Dacian has a better way that is actually cheaper than burning gas. Solar power used to directly heat a big thermal mass.

He moves generated electricity into big resistors within the concrete block & there is a controller that turn on / off those resistors. Concrete heats up by day & radiates heat at night.

Another cheap way is to heat a barrel of water using the resistance of wires running into that barrel.

http://electrodacus.com/ He also offers some great, cheap solar <-> lithium battery controllers.

Sweet, huh?

4 comments

PS. I'm amazed he has received only 58,000 CAD. This is one seriously underfunded genius dude. Any VCs out there reading this should be beating down his door.

Here in Hungary I often see a sign saying that this beer stand or hot dog stand was funded by the EU & received about 60,000 euros. Somehow Europe does not have priorities straight or nobody in Europe have located Dacian (from Romania.. EU country) to give him more money than the average Hungarian hot dog stand receives.

How is this different to a normal storage heater?
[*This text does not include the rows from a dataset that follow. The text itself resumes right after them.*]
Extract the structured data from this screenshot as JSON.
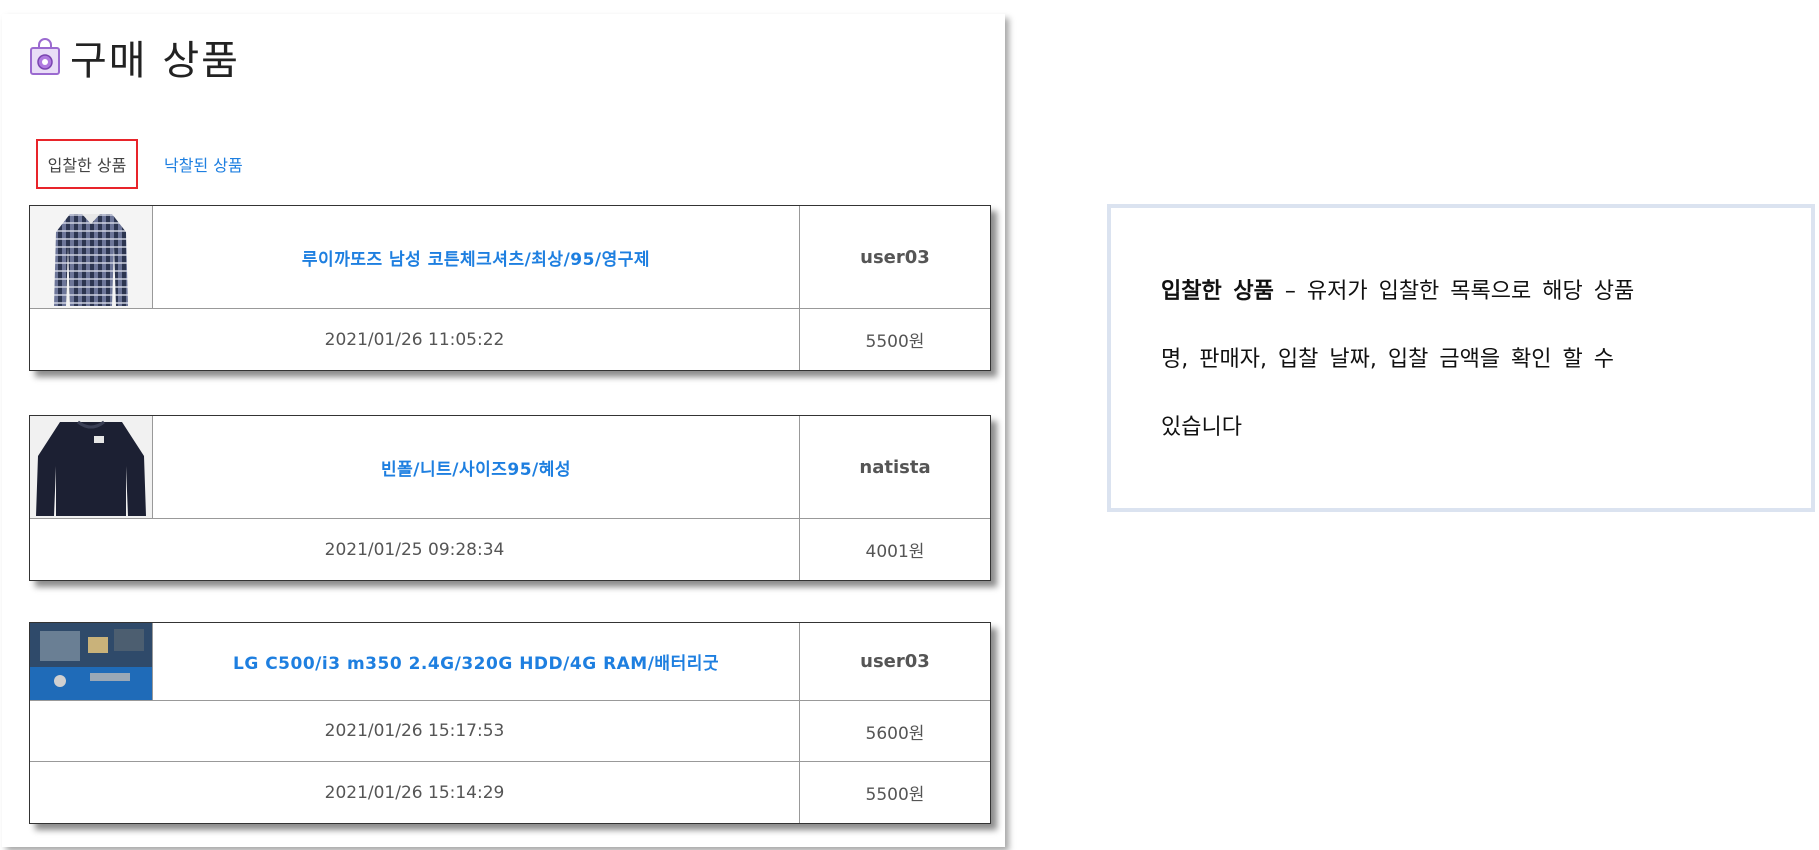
{
  "page": {
    "title": "구매 상품",
    "title_icon": "shopping-bag-icon"
  },
  "tabs": [
    {
      "label": "입찰한 상품",
      "active": true
    },
    {
      "label": "낙찰된 상품",
      "active": false
    }
  ],
  "items": [
    {
      "name": "루이까또즈 남성 코튼체크셔츠/최상/95/영구제",
      "seller": "user03",
      "thumb": "checkered-shirt-image",
      "bids": [
        {
          "date": "2021/01/26 11:05:22",
          "price": "5500원"
        }
      ]
    },
    {
      "name": "빈폴/니트/사이즈95/혜성",
      "seller": "natista",
      "thumb": "navy-knit-sweater-image",
      "bids": [
        {
          "date": "2021/01/25 09:28:34",
          "price": "4001원"
        }
      ]
    },
    {
      "name": "LG C500/i3 m350 2.4G/320G HDD/4G RAM/배터리굿",
      "seller": "user03",
      "thumb": "laptop-motherboard-image",
      "bids": [
        {
          "date": "2021/01/26 15:17:53",
          "price": "5600원"
        },
        {
          "date": "2021/01/26 15:14:29",
          "price": "5500원"
        }
      ]
    }
  ],
  "note": {
    "heading": "입찰한 상품",
    "line1": " – 유저가 입찰한 목록으로 해당 상품",
    "line2": "명, 판매자, 입찰 날짜, 입찰 금액을 확인 할 수",
    "line3": "있습니다"
  },
  "colors": {
    "link": "#1e7fe0",
    "active_tab_border": "#e8242a",
    "note_border": "#dbe3f0"
  }
}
Most homes in the UK have them. They turn on when energy is ceap, the electricity heats concrete, the heat is radiated out.
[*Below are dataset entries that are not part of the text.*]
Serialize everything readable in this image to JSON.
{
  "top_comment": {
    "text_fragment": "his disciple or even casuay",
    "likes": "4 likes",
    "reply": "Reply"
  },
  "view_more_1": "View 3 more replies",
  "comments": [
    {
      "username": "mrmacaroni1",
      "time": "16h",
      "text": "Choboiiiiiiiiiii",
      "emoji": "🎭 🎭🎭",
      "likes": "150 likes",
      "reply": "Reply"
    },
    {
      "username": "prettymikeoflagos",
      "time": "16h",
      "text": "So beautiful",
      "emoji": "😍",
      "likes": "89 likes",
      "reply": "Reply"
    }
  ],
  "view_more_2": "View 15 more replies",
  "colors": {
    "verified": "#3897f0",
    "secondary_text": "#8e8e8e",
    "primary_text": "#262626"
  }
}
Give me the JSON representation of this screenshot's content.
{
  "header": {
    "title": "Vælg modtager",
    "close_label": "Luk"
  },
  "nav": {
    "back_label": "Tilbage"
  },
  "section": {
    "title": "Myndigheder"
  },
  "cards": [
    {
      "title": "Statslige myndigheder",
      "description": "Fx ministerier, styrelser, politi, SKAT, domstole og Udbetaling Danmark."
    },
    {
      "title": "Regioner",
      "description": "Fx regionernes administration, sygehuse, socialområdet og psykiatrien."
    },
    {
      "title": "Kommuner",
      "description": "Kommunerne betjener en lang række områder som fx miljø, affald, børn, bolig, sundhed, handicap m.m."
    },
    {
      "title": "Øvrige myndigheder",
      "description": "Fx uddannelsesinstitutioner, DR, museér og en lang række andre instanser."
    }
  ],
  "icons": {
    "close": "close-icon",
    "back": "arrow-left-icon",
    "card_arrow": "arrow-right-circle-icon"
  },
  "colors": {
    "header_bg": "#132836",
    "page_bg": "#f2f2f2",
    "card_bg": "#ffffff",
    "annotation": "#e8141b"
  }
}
So, he invented something that uas been commercially available for decades?

Good to hear the UK is already doing this.

He made a controller that allows solar panels to directly heat the concrete. I'm not sure if he invented anything. He made a controller, open sourced it, and produced & sold them near cost.

> Soon Europe will need to expend more energy to heat during winters

We will see. I trust you noted on the map that the whole of Europe is also reaching higher temperatures than before. We do not know if a slowing Gulf stream will offset the rising temperatures due to global warming, or not. A big reason for uncertainty is that we don't have any long term records of measurements of how much energy is actually transferred by the stream - good measurements only go back less than 20 years or so which is not really enough.

Yup, there is a chance we don't have do do anything. Then again there is a chance we are completely effed.
Would you please help that project by writing a one-page human readable description of what it does?

eg. I'm a non-technical home owner. What do I need to do to save energy in the long term? How much will I spend now, how much will I start saving?